Eu lhe dei o poder de pensar e o poder de imaginar,
o de amar e o de criar,
o de rir e o de falar,
o da vontade e o de escolher o melhor.

Eu lhe dei o poder de rezar... e com o poder de escolher seu próprio destino, usando sua vontade eu a/o coloquei acima dos Anjos.

O que você tem feito dessa imensa força?
Use sabiamente seus poderes.

Faça a opção de amar em vez de odiar. Rir e não chorar. Criar e não destruir. Escolher perseverar em vez de renunciar. Elogiar e não criticar, dar em vez de tirar. Agir, e não adiar. Bendizer e não renegar. Escolha dar graças em vez de blasfemar. Escolha viver, em vez de morrer miseravelmente à margem da verdade... Aprenda a sentir minha presença em cada ato de sua vida. Cresça cada dia em otimismo e esperança. Abandone os seus medos e os sentimentos negativos.

Eu sou a LUZ e estou sempre com você. Chame-me. Busque-me. Lembre-se de Mim. Vivo em você desde sempre amando-a/o e se você vem a Mim encontrará o amor e a paz com que tanto sonha.

Tente tornar-se simples, inocente, generosa/o, doador/a, descubra sua capacidade de se maravilhar com a Criação e sinta-se humana/o... porque só você pode compreender uma lágrima ou a dor, você pode conhecer o AMOR.

Lembre-se de que você é meu milagre destinada/o a ser feliz, com misericórdia, com piedade, com alegria, para que este mundo por onde você passa seja digno de você.

E se você é meu milagre, use seus dons, transforme a escuridão em luz, modifique o lugar onde você vive, transmitindo às pessoas, esperança, alegria e otimismo e faça-o sem temor porque ESTOU COM VOCÊ.



PROMETA A VOCÊ MESMA/O:

• Ser tão forte que nada possa prejudicar sua paz.

• Falar de Saúde, Felicidade, Prosperidade, com cada pessoa que encontra.


• Fazer sentir a suas/seus amigas/os que há algo maravilhoso dentro delas/deles.

• Olhar o lado bom das coisas e converter Otimismo em realidade.


• Pensar sempre o melhor, trabalhar só para o melhor e esperar só o melhor.

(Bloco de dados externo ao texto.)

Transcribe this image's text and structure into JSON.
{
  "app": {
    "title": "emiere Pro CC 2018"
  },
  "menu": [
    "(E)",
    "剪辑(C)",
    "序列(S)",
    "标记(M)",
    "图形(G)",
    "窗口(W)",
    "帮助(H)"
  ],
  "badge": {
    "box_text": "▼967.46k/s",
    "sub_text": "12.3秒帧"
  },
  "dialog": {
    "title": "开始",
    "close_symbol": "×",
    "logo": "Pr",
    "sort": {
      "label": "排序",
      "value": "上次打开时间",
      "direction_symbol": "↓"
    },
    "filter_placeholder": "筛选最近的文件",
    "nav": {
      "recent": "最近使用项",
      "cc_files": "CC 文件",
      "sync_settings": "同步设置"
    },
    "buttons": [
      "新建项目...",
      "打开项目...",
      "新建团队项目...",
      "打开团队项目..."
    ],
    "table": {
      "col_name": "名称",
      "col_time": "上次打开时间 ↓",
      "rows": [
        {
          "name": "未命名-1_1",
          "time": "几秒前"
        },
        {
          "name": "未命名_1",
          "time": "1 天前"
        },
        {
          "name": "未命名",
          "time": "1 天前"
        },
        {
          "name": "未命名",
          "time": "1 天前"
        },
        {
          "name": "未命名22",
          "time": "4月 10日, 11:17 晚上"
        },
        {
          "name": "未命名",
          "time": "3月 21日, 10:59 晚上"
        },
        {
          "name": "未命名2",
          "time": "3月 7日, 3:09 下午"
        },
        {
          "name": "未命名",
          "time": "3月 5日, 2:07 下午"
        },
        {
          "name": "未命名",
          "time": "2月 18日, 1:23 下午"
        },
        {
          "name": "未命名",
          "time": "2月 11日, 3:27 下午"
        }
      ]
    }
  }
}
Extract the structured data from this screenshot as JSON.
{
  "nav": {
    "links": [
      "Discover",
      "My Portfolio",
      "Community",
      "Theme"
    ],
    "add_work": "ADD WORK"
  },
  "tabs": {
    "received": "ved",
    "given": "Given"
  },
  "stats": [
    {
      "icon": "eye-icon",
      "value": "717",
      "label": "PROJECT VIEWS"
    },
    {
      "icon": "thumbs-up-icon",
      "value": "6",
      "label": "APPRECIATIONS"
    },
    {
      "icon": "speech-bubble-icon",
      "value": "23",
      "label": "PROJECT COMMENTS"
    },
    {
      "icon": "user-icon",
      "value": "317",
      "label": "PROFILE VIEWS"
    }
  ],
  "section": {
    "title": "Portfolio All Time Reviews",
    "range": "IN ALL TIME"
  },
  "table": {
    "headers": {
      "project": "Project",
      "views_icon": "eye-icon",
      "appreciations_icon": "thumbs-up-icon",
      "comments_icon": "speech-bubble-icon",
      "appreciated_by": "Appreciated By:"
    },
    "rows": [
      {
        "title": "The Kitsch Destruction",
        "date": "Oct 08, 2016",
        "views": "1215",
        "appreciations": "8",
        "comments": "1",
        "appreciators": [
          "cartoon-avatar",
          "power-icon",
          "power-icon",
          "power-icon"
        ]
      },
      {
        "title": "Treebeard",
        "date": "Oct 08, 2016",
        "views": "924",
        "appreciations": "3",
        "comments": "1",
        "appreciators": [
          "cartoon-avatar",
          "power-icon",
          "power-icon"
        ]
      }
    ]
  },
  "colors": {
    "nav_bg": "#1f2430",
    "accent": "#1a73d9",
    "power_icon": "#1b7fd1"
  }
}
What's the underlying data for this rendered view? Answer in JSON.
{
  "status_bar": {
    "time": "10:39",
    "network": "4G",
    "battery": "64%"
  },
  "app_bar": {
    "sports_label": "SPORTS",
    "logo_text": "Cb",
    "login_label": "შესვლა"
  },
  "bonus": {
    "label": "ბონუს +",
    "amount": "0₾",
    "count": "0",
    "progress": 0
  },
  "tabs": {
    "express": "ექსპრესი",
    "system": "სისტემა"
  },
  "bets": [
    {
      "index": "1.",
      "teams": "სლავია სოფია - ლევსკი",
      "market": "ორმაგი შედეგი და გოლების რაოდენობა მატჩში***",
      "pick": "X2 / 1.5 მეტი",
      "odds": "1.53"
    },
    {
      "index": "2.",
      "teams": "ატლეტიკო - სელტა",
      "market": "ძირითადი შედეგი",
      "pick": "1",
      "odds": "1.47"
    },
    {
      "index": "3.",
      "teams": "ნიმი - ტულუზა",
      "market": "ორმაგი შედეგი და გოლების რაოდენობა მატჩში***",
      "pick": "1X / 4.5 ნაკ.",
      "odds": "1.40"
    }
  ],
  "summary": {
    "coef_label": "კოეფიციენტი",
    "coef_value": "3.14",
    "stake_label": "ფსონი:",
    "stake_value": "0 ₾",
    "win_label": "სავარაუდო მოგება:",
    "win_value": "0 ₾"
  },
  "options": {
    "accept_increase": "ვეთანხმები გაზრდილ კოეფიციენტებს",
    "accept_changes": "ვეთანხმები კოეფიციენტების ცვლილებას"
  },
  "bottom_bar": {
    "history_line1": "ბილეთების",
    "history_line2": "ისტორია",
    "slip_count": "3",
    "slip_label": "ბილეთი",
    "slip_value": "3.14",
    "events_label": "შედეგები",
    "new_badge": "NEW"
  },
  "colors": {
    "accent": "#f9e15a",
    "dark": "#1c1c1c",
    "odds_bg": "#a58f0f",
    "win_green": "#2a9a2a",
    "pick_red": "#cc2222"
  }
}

• Estar tão entusiasmada/o com os triunfos dos outros como está com os seus.


• Esquecer os erros do passado e ir à busca dos acertos futuros.


• Ter sempre um rosto alegre e sempre dar um sorriso a cada criatura vivente que encontre.


• Investir tanto tempo em seu progresso pessoal que não lhe sobre tempo para criticar os outros.

• Ser demasiada/o Livre para preocupar-se, demasiada/o Nobre para aborrecer-se, demasiada/o Forte para temer e demasiada/o Feliz para permitir a presença de problemas.


“A vida é curta, quebre regras, perdoe rapidamente, ame verdadeiramente, ria incontrolavelmente, e nunca deixe de sorrir, por mais estranho que seja o motivo.
A vida não pode ser a festa que esperávamos, mas enquanto estamos aqui, devemos dançar...”.